Hoje, o político conhecido pelo podcast "Agora, agora e mais agora" atua como deputado em Portugal pelo Livre, de esquerda, que cofundou em 2014. Ele está no Brasil para participar da Bienal do Livro de São Paulo e lançar "O Pequeno Livro do Grande Terremoto", pela editora Tinta-da-China Brasil.

Rui Tavares, deputado da Assembleia da República de Portugal, vereador na Câmara de Lisboa e fundador do partido Livre - Divulgação

Ele, uma das principais vozes contrárias ao crescimento da ultradireita no Palácio de São Bento, diz que brasileiros, mas também a comunidade internacional, não devem ser ingênuos em relação a uma tentativa de golpe do presidente Jair Bolsonaro, que inclui no balaio daqueles que chama de aprendizes de tiranos.

Sobre a Guerra da Ucrânia, deixa um apelo a setores do Brasil em que observa uma visão acrítica ao governo de Vladimir Putin. "Não caiam numa armadilha: se você é anticolonialista, Putin é seu inimigo."

Como avalia a relação de Portugal com o passado de colonização na África e no Brasil? É natural que os países queiram fomentar o patriotismo, mas para ter um verdadeiro orgulho de sua história é preciso conhecer o bom e o mal. As consequências dessa história ainda estão conosco, às vezes de formas que as pessoas não se dão conta. Aquele modelo econômico do império atrasava o desenvolvimento do reino e dos seus domínios.

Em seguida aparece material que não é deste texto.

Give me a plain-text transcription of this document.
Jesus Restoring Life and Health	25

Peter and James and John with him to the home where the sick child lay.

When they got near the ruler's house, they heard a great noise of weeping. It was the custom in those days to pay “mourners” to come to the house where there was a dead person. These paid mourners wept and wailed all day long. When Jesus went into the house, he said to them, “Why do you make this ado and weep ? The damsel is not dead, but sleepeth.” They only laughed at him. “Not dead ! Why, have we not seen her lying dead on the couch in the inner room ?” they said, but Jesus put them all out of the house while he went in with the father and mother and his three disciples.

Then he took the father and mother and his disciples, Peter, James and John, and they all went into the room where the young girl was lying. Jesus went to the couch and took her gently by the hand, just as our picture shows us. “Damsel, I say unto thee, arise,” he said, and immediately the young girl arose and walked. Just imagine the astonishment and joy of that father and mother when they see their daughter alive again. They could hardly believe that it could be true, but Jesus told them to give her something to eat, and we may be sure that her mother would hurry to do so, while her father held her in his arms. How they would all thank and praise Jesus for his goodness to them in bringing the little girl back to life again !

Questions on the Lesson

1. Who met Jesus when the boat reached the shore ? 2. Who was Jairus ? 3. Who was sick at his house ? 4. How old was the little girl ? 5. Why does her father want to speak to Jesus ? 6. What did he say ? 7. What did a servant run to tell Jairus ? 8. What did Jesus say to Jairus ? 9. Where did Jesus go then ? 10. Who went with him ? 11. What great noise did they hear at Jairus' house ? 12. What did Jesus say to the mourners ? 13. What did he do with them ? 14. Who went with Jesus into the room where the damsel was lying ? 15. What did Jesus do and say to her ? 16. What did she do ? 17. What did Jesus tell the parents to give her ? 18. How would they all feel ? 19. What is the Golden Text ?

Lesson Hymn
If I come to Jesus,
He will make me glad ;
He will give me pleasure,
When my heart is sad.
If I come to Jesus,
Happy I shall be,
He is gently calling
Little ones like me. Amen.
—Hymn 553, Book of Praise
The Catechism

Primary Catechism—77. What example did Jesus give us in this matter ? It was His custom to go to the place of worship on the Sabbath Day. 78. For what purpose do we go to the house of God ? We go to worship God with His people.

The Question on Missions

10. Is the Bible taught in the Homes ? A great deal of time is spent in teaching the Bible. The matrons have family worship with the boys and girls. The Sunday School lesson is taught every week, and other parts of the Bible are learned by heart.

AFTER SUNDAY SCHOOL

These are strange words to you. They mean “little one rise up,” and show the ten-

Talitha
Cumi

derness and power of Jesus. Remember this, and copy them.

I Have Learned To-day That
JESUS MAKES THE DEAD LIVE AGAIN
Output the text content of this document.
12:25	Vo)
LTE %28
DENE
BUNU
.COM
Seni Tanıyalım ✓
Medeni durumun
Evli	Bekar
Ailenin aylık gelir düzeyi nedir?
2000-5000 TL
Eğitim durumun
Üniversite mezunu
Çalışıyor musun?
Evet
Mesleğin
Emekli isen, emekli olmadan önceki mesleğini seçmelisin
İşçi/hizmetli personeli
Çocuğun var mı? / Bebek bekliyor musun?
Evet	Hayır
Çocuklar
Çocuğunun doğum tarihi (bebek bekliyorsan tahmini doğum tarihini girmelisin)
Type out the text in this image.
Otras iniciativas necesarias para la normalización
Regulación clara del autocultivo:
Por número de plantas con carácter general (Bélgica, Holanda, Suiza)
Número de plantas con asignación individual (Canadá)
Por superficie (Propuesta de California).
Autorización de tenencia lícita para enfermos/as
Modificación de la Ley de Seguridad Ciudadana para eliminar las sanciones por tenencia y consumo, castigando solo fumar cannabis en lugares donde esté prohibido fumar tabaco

Uma parte dos déficits educacionais que fazem com que os países tenham hoje economias que estão longe de ser a economia do conhecimento e da descarbonização, como pede o futuro, repousa nessa história. Uma fratura que estamos todos a pagar.

O que pensa da tese de que há preconceito, ou mesmo lusofobia, dos brasileiros em relação a Portugal? A lusofilia e a lusofonia às vezes convivem no mesmo discurso. Assim como do lado de cá a brasilofilia e a brasilofobia têm, às vezes, as mesmas condições. Na mesma frase a pessoa exprime afeição e amizade ao outro país e, a seguir, diz algo eivado pelo maior dos preconceitos. O desamor que às vezes transparece em relação ao outro país é, em boa medida, uma espécie de falta de amor próprio com o nosso país.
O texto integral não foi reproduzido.